Stakeholders have been given four months to come up with an agreed plan to manage crayfishing while protecting endangered species like the Angel shark.
The National Inshore Fishermen’s Association (NIFA) has presented eight specific proposals to reduce risk of bycatch while maintaining livelihoods.
The NIFA proposals were discussed at an Oireachtas Joint Committee on Fisheries and Maritime Affairs yesterday (February 24th).
Officials from the Department of Agriculture, Food and the Marine and representatives from the Marine Institute, NIFA and the National Inshore Fisheries Forum had been invited to attend the committee hearing.
Committee Cathaoirleach Conor McGuinness had explained beforehand that crayfish is mostly caught off the southwest coast and is the highest value per kilo species caught by the Irish fishing fleet at up to €50 per kilo, twice the price of lobster and 15 times that of crab.
Policy In Focus: Members of the Oireachtas Joint Committee on Fisheries and Maritime Affairs discuss sustainable crayfishing and measures to reduce by-catch of protected species.
“ The size and value of crayfish landed has increased from 10 tonnes in 2017 to 83 tonnes in 2024,” he noted.
“The practice of fishing with tangle nets, which has replaced barrel pots as the main method of catching crayfish since the 1970s, has impacts on protected and endangered marine species which are caught in the nets as bycatch alongside crayfish,” he said.
The committee heard how a three-year study published last year by the Marine Institute recommended switching from tangle nets to pots for landing crayfish as the optimum solution to eliminate bycatch and provide for viable, sustainable and low-impact crayfishing.
The Marine Institute also said the viability of making that transition from nets to pots needs further consideration in collaboration with the inshore fishing sector.
“ Crayfishers want to see the transition managed in a manner that avoids the abrupt impacts previously imposed on other fisheries like salmon and pollock, while marine conservationists and environmental groups wish to see a faster timescale to protect endangered species,” McGuinness explained.
Last year, Kerry’s Tralee Bay was designated an Important Shark and Ray Area (ISRA) by the International Union for the Conservation of Nature (IUCN).
It has been recognised as a critical habitat for threatened elasmobranch species like the flat-bodied Angel shark.
The fish bury themselves in sand and wait for prey, such as small fish, squid, and crustaceans, to swim overhead, but this hunting strategy has made them vulnerable to fisheries interaction, leading to a dramatic population decline since the 1960s.
In an opening statement to the committee, NIFA chair Michael Desmond outlined how its members recognise that interactions with protected species must be taken seriously.
“Many of the vessels involved actively cooperated in data collection and reporting, and without fishermen’s participation the information now before you would not exist,”he told committee members.
“However, NIFA cannot support the immediate removal of another traditional inshore fishery before practical management measures are properly attempted,” he continued.
“Closure is not management — it is what happens when management fails.
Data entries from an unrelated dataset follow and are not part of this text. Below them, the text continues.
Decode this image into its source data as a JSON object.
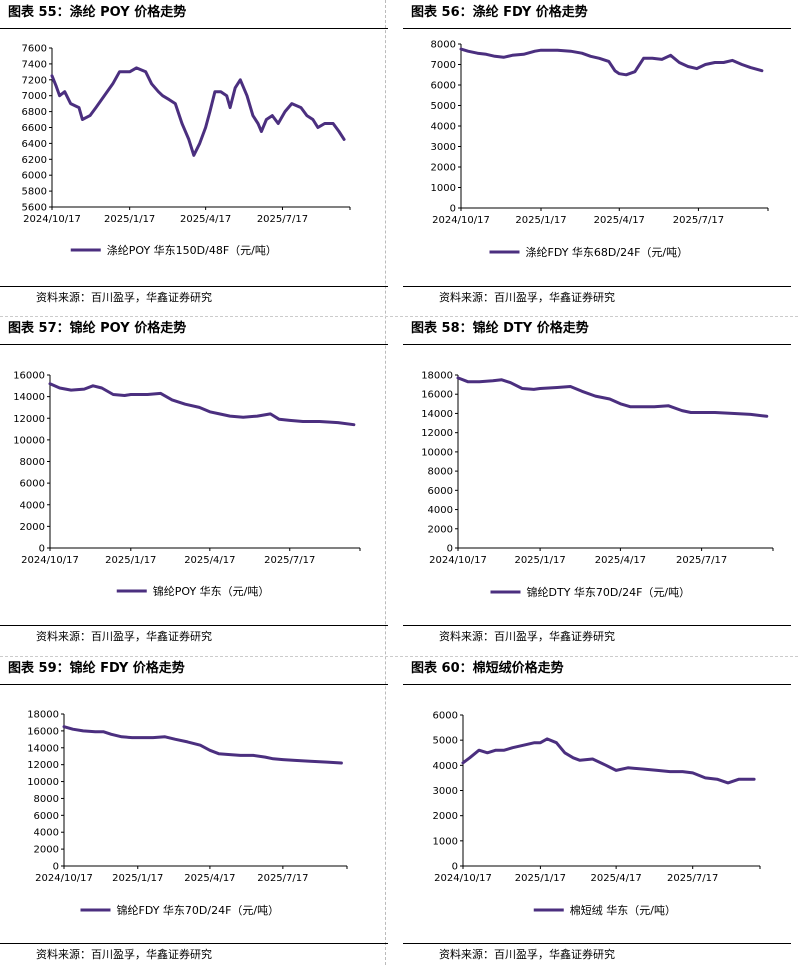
{
  "source_text": "资料来源：百川盈孚，华鑫证券研究",
  "line_color": "#4b2f7f",
  "panels": [
    {
      "title": "图表 55：涤纶 POY 价格走势"
    },
    {
      "title": "图表 56：涤纶 FDY 价格走势"
    },
    {
      "title": "图表 57：锦纶 POY 价格走势"
    },
    {
      "title": "图表 58：锦纶 DTY 价格走势"
    },
    {
      "title": "图表 59：锦纶 FDY 价格走势"
    },
    {
      "title": "图表 60：棉短绒价格走势"
    }
  ],
  "chart_data": [
    {
      "type": "line",
      "x_ticks": [
        "2024/10/17",
        "2025/1/17",
        "2025/4/17",
        "2025/7/17"
      ],
      "ylim": [
        5600,
        7600
      ],
      "y_ticks": [
        5600,
        5800,
        6000,
        6200,
        6400,
        6600,
        6800,
        7000,
        7200,
        7400,
        7600
      ],
      "legend": "top-none,bottom-center",
      "series": [
        {
          "name": "涤纶POY 华东150D/48F（元/吨）",
          "x": [
            "2024-10-17",
            "2024-10-22",
            "2024-10-26",
            "2024-11-01",
            "2024-11-08",
            "2024-11-18",
            "2024-11-22",
            "2024-12-01",
            "2024-12-08",
            "2024-12-18",
            "2024-12-28",
            "2025-01-05",
            "2025-01-17",
            "2025-01-25",
            "2025-02-05",
            "2025-02-12",
            "2025-02-20",
            "2025-02-25",
            "2025-03-05",
            "2025-03-12",
            "2025-03-20",
            "2025-03-28",
            "2025-04-03",
            "2025-04-10",
            "2025-04-17",
            "2025-04-22",
            "2025-04-28",
            "2025-05-05",
            "2025-05-12",
            "2025-05-16",
            "2025-05-22",
            "2025-05-28",
            "2025-06-05",
            "2025-06-12",
            "2025-06-18",
            "2025-06-22",
            "2025-06-28",
            "2025-07-05",
            "2025-07-12",
            "2025-07-20",
            "2025-07-28",
            "2025-08-08",
            "2025-08-15",
            "2025-08-22",
            "2025-08-28",
            "2025-09-05",
            "2025-09-15",
            "2025-09-22",
            "2025-09-28"
          ],
          "values": [
            7250,
            7120,
            7000,
            7050,
            6900,
            6850,
            6700,
            6750,
            6850,
            7000,
            7150,
            7300,
            7300,
            7350,
            7300,
            7150,
            7050,
            7000,
            6950,
            6900,
            6650,
            6450,
            6250,
            6400,
            6600,
            6800,
            7050,
            7050,
            7000,
            6850,
            7100,
            7200,
            7000,
            6750,
            6650,
            6550,
            6700,
            6750,
            6650,
            6800,
            6900,
            6850,
            6750,
            6700,
            6600,
            6650,
            6650,
            6550,
            6450
          ]
        }
      ]
    },
    {
      "type": "line",
      "x_ticks": [
        "2024/10/17",
        "2025/1/17",
        "2025/4/17",
        "2025/7/17"
      ],
      "ylim": [
        0,
        8000
      ],
      "y_ticks": [
        0,
        1000,
        2000,
        3000,
        4000,
        5000,
        6000,
        7000,
        8000
      ],
      "series": [
        {
          "name": "涤纶FDY 华东68D/24F（元/吨）",
          "x": [
            "2024-10-17",
            "2024-10-25",
            "2024-11-05",
            "2024-11-15",
            "2024-11-25",
            "2024-12-05",
            "2024-12-15",
            "2024-12-28",
            "2025-01-10",
            "2025-01-17",
            "2025-02-05",
            "2025-02-20",
            "2025-03-05",
            "2025-03-15",
            "2025-03-25",
            "2025-04-05",
            "2025-04-12",
            "2025-04-17",
            "2025-04-25",
            "2025-05-05",
            "2025-05-15",
            "2025-05-25",
            "2025-06-05",
            "2025-06-15",
            "2025-06-25",
            "2025-07-05",
            "2025-07-15",
            "2025-07-25",
            "2025-08-05",
            "2025-08-15",
            "2025-08-25",
            "2025-09-05",
            "2025-09-15",
            "2025-09-28"
          ],
          "values": [
            7750,
            7650,
            7550,
            7500,
            7400,
            7350,
            7450,
            7500,
            7650,
            7700,
            7700,
            7650,
            7550,
            7400,
            7300,
            7150,
            6700,
            6550,
            6500,
            6650,
            7300,
            7300,
            7250,
            7450,
            7100,
            6900,
            6800,
            7000,
            7100,
            7100,
            7200,
            7000,
            6850,
            6700
          ]
        }
      ]
    },
    {
      "type": "line",
      "x_ticks": [
        "2024/10/17",
        "2025/1/17",
        "2025/4/17",
        "2025/7/17"
      ],
      "ylim": [
        0,
        16000
      ],
      "y_ticks": [
        0,
        2000,
        4000,
        6000,
        8000,
        10000,
        12000,
        14000,
        16000
      ],
      "series": [
        {
          "name": "锦纶POY 华东（元/吨）",
          "x": [
            "2024-10-17",
            "2024-10-28",
            "2024-11-10",
            "2024-11-25",
            "2024-12-05",
            "2024-12-15",
            "2024-12-28",
            "2025-01-10",
            "2025-01-17",
            "2025-02-05",
            "2025-02-20",
            "2025-03-05",
            "2025-03-20",
            "2025-04-05",
            "2025-04-17",
            "2025-04-28",
            "2025-05-10",
            "2025-05-25",
            "2025-06-10",
            "2025-06-25",
            "2025-07-05",
            "2025-07-17",
            "2025-08-01",
            "2025-08-20",
            "2025-09-10",
            "2025-09-28"
          ],
          "values": [
            15200,
            14800,
            14600,
            14700,
            15000,
            14800,
            14200,
            14100,
            14200,
            14200,
            14300,
            13700,
            13300,
            13000,
            12600,
            12400,
            12200,
            12100,
            12200,
            12400,
            11900,
            11800,
            11700,
            11700,
            11600,
            11400
          ]
        }
      ]
    },
    {
      "type": "line",
      "x_ticks": [
        "2024/10/17",
        "2025/1/17",
        "2025/4/17",
        "2025/7/17"
      ],
      "ylim": [
        0,
        18000
      ],
      "y_ticks": [
        0,
        2000,
        4000,
        6000,
        8000,
        10000,
        12000,
        14000,
        16000,
        18000
      ],
      "series": [
        {
          "name": "锦纶DTY 华东70D/24F（元/吨）",
          "x": [
            "2024-10-17",
            "2024-10-28",
            "2024-11-10",
            "2024-11-25",
            "2024-12-05",
            "2024-12-15",
            "2024-12-28",
            "2025-01-10",
            "2025-01-17",
            "2025-02-05",
            "2025-02-20",
            "2025-03-05",
            "2025-03-20",
            "2025-04-05",
            "2025-04-17",
            "2025-04-28",
            "2025-05-10",
            "2025-05-25",
            "2025-06-10",
            "2025-06-25",
            "2025-07-05",
            "2025-07-17",
            "2025-08-01",
            "2025-08-20",
            "2025-09-10",
            "2025-09-28"
          ],
          "values": [
            17700,
            17300,
            17300,
            17400,
            17500,
            17200,
            16600,
            16500,
            16600,
            16700,
            16800,
            16300,
            15800,
            15500,
            15000,
            14700,
            14700,
            14700,
            14800,
            14300,
            14100,
            14100,
            14100,
            14000,
            13900,
            13700
          ]
        }
      ]
    },
    {
      "type": "line",
      "x_ticks": [
        "2024/10/17",
        "2025/1/17",
        "2025/4/17",
        "2025/7/17"
      ],
      "ylim": [
        0,
        18000
      ],
      "y_ticks": [
        0,
        2000,
        4000,
        6000,
        8000,
        10000,
        12000,
        14000,
        16000,
        18000
      ],
      "series": [
        {
          "name": "锦纶FDY 华东70D/24F（元/吨）",
          "x": [
            "2024-10-17",
            "2024-10-28",
            "2024-11-10",
            "2024-11-25",
            "2024-12-05",
            "2024-12-15",
            "2024-12-28",
            "2025-01-10",
            "2025-01-17",
            "2025-02-05",
            "2025-02-20",
            "2025-03-05",
            "2025-03-20",
            "2025-04-05",
            "2025-04-17",
            "2025-04-28",
            "2025-05-10",
            "2025-05-25",
            "2025-06-10",
            "2025-06-25",
            "2025-07-05",
            "2025-07-17",
            "2025-08-01",
            "2025-08-20",
            "2025-09-10",
            "2025-09-28"
          ],
          "values": [
            16500,
            16200,
            16000,
            15900,
            15900,
            15600,
            15300,
            15200,
            15200,
            15200,
            15300,
            15000,
            14700,
            14300,
            13700,
            13300,
            13200,
            13100,
            13100,
            12900,
            12700,
            12600,
            12500,
            12400,
            12300,
            12200
          ]
        }
      ]
    },
    {
      "type": "line",
      "x_ticks": [
        "2024/10/17",
        "2025/1/17",
        "2025/4/17",
        "2025/7/17"
      ],
      "ylim": [
        0,
        6000
      ],
      "y_ticks": [
        0,
        1000,
        2000,
        3000,
        4000,
        5000,
        6000
      ],
      "series": [
        {
          "name": "棉短绒 华东（元/吨）",
          "x": [
            "2024-10-17",
            "2024-10-25",
            "2024-11-05",
            "2024-11-15",
            "2024-11-25",
            "2024-12-05",
            "2024-12-15",
            "2024-12-28",
            "2025-01-10",
            "2025-01-17",
            "2025-01-25",
            "2025-02-05",
            "2025-02-15",
            "2025-02-25",
            "2025-03-05",
            "2025-03-20",
            "2025-04-05",
            "2025-04-17",
            "2025-05-01",
            "2025-05-20",
            "2025-06-05",
            "2025-06-20",
            "2025-07-05",
            "2025-07-17",
            "2025-08-01",
            "2025-08-15",
            "2025-08-28",
            "2025-09-10",
            "2025-09-28"
          ],
          "values": [
            4100,
            4300,
            4600,
            4500,
            4600,
            4600,
            4700,
            4800,
            4900,
            4900,
            5050,
            4900,
            4500,
            4300,
            4200,
            4250,
            4000,
            3800,
            3900,
            3850,
            3800,
            3750,
            3750,
            3700,
            3500,
            3450,
            3300,
            3450,
            3450
          ]
        }
      ]
    }
  ]
}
We believe the correct approach is mitigation, adaptation and controlled improvement,” he said.
“There are clear measures available that can significantly reduce risk while maintaining livelihoods,” Desmond said.
He outlined the NIFA proposals as: a defined seasonal fishery to avoid sensitive periods; V-notching of berried crayfish to protect spawning stock; and controlled soak times to minimise unintended interactions.
NIFA also proposes: reduced fishing effort through structured participation management; development of a pot fishery alternative in cooperation with the Marine Institute; gear modification agreed directly with fishermen; continued onboard monitoring to improve real-world data; and targeted funding to allow fishermen implement these measures safely and effectively.
“ Inshore fishermen have repeatedly adapted to conservation measures in lobster, crab and other fisheries where workable rules were introduced,” NIFA’s submission said.
“ The same approach should be applied here. Removing a fishery before these options are implemented does not prove impacts cannot be reduced — it simply removes coastal livelihoods and the people who provide observation, reporting and compliance at sea,” it said.
“ Good environmental policy keeps fishermen involved in the solution,”it said.
Scientists at the hearing agreed that fishermen needed to be involved in solutions.
Dr Nick Payne, associate professor of zoology at Trinity College Dublin noted that “fishermen are not the problem here – they have participated in data collection”.
Referring to the wider issue of inshore fishing, he said that NIFA’s proposals for income stabilisation and financial support were positive moves, along with opening up other opportunities such as access to a bluefin tuna quota.
Dr Payne criticised “lack of progress by government” in supporting inshore vessels to make transitions where required.